* FTSEurofirst 300 index flat
* Banks leading gainers; Barclays up 6.3 pct
* Lower oil price weighs on energy stocks
By Peter Starck
FRANKFURT, May 14 (Reuters) - European shares were flat in early trade on Thursday, with gains for banks such as Barclays <BARC.L> and UBS <UBSN.VX>, outweighing losses for energy stocks after oil prices fell more than 2 percent.
At 0910 GMT, the FTSEurofirst 300 <
> index of top European shares was down 0.05 percent at 831.28 points in a choppy morning session.The benchmark, which fell 2.5 percent on Wednesday to extend its losing streak to three sessions, gained as much as 36 percent between March 9 and May 7.
Many investors, cautious after the hefty stock market losses suffered in 2008, remained on the sidelines during that rally, which was fuelled primarily by hopes that the recession may be coming to an end and by first-quarter bank earnings that were less bad than expected.
Some have worked up the courage to step back into equities and see the latest three-day losing streak as an appropriate entry point, strategists and fund managers said.
"Many are very underinvested in equities," said Bert Flossbach, fund manager at German wealth management boutique Flossbach & von Storch.
"I don't think we will see new lows again," he said.
Citigroup strategist Robert Buckland also said the March low "likely signalled the trough in this equity bear market".
"There is still room for risk assets to rally further ... (and) risk exposure should be increased on any pullback, particularly in equities," he said in a global equity strategy note.
Banks, up 1.7 percent on the DJ Stoxx sector index <.SX7P>, added most points to the FTSEurofirst 300, with Barclays <BARC.L> up 6.3 percent, UBS <UBSV.VX> gaining 4.7 percent, Societe Generale <SOGN.PA> up 2.3 percent and HSBC <HSBA.L> also up 2.3 percent.

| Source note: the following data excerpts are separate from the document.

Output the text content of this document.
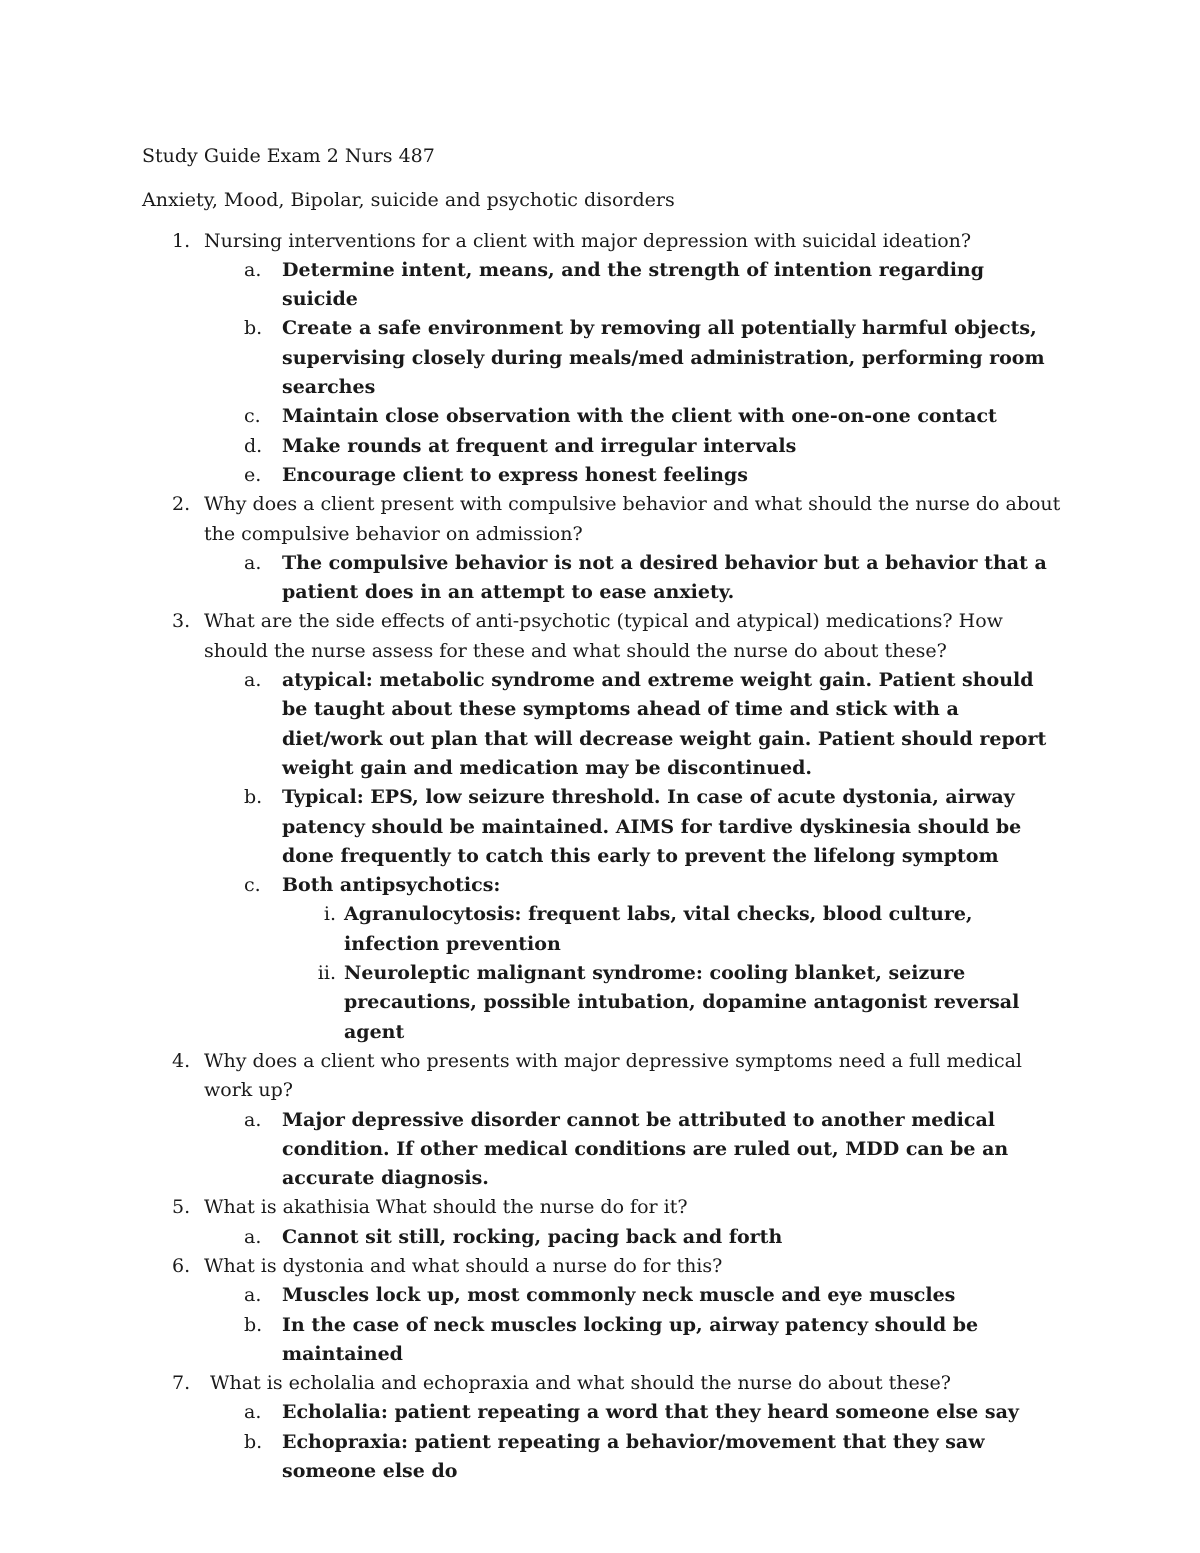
Study Guide Exam 2 Nurs 487

Anxiety, Mood, Bipolar, suicide and psychotic disorders

1. Nursing interventions for a client with major depression with suicidal ideation?
a.	Determine intent, means, and the strength of intention regarding suicide
b.	Create a safe environment by removing all potentially harmful objects, supervising closely during meals/med administration, performing room searches
c.	Maintain close observation with the client with one-on-one contact
d.	Make rounds at frequent and irregular intervals
e.	Encourage client to express honest feelings
2. Why does a client present with compulsive behavior and what should the nurse do about the compulsive behavior on admission?
a.	The compulsive behavior is not a desired behavior but a behavior that a patient does in an attempt to ease anxiety.
3. What are the side effects of anti-psychotic (typical and atypical) medications? How should the nurse assess for these and what should the nurse do about these?
a.	atypical: metabolic syndrome and extreme weight gain. Patient should be taught about these symptoms ahead of time and stick with a diet/work out plan that will decrease weight gain. Patient should report weight gain and medication may be discontinued.
b.	Typical: EPS, low seizure threshold. In case of acute dystonia, airway patency should be maintained. AIMS for tardive dyskinesia should be done frequently to catch this early to prevent the lifelong symptom
c.	Both antipsychotics:
i. Agranulocytosis: frequent labs, vital checks, blood culture, infection prevention
ii. Neuroleptic malignant syndrome: cooling blanket, seizure precautions, possible intubation, dopamine antagonist reversal agent
4. Why does a client who presents with major depressive symptoms need a full medical work up?
a.	Major depressive disorder cannot be attributed to another medical condition. If other medical conditions are ruled out, MDD can be an accurate diagnosis.
5. What is akathisia What should the nurse do for it?
a.	Cannot sit still, rocking, pacing back and forth
6. What is dystonia and what should a nurse do for this?
a.	Muscles lock up, most commonly neck muscle and eye muscles
b.	In the case of neck muscles locking up, airway patency should be maintained
7.	What is echolalia and echopraxia and what should the nurse do about these?
a.	Echolalia: patient repeating a word that they heard someone else say
b.	Echopraxia: patient repeating a behavior/movement that they saw someone else do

Oil & gas <.SXEP> was the weakest sector after the International Energy Agency said world oil demand this year will post the sharpest annual decline since 1981, sending crude prices <CLc1> more than 2 percent lower.
Shares in ENI <ENI.MI> fell 2.3 percent, Royal Dutsch Shell <RDSa.L> lost 1.4 percent and Total <TOTF.PA> traded 1.6 percent lower.
SBM Offshore <SBMO.AS> dropped 12.3 percent after the Dutch maritime engineering group cut its full year guidance, saying it did not secure any major new orders for its floating production, storage and offloading platforms for oil firms in the first quarter.
Shares in chemicals maker BASF <BASF.DE> fell 1.9 percent after German chemicals industry trade group VCI said Germany, Europe's largest market, was in for a 12 percent sales drop in 2009.
Later in the session, investors will focus on U.S. weekly jobless claims and April producer prices, both sets of data are due at 1230 GMT.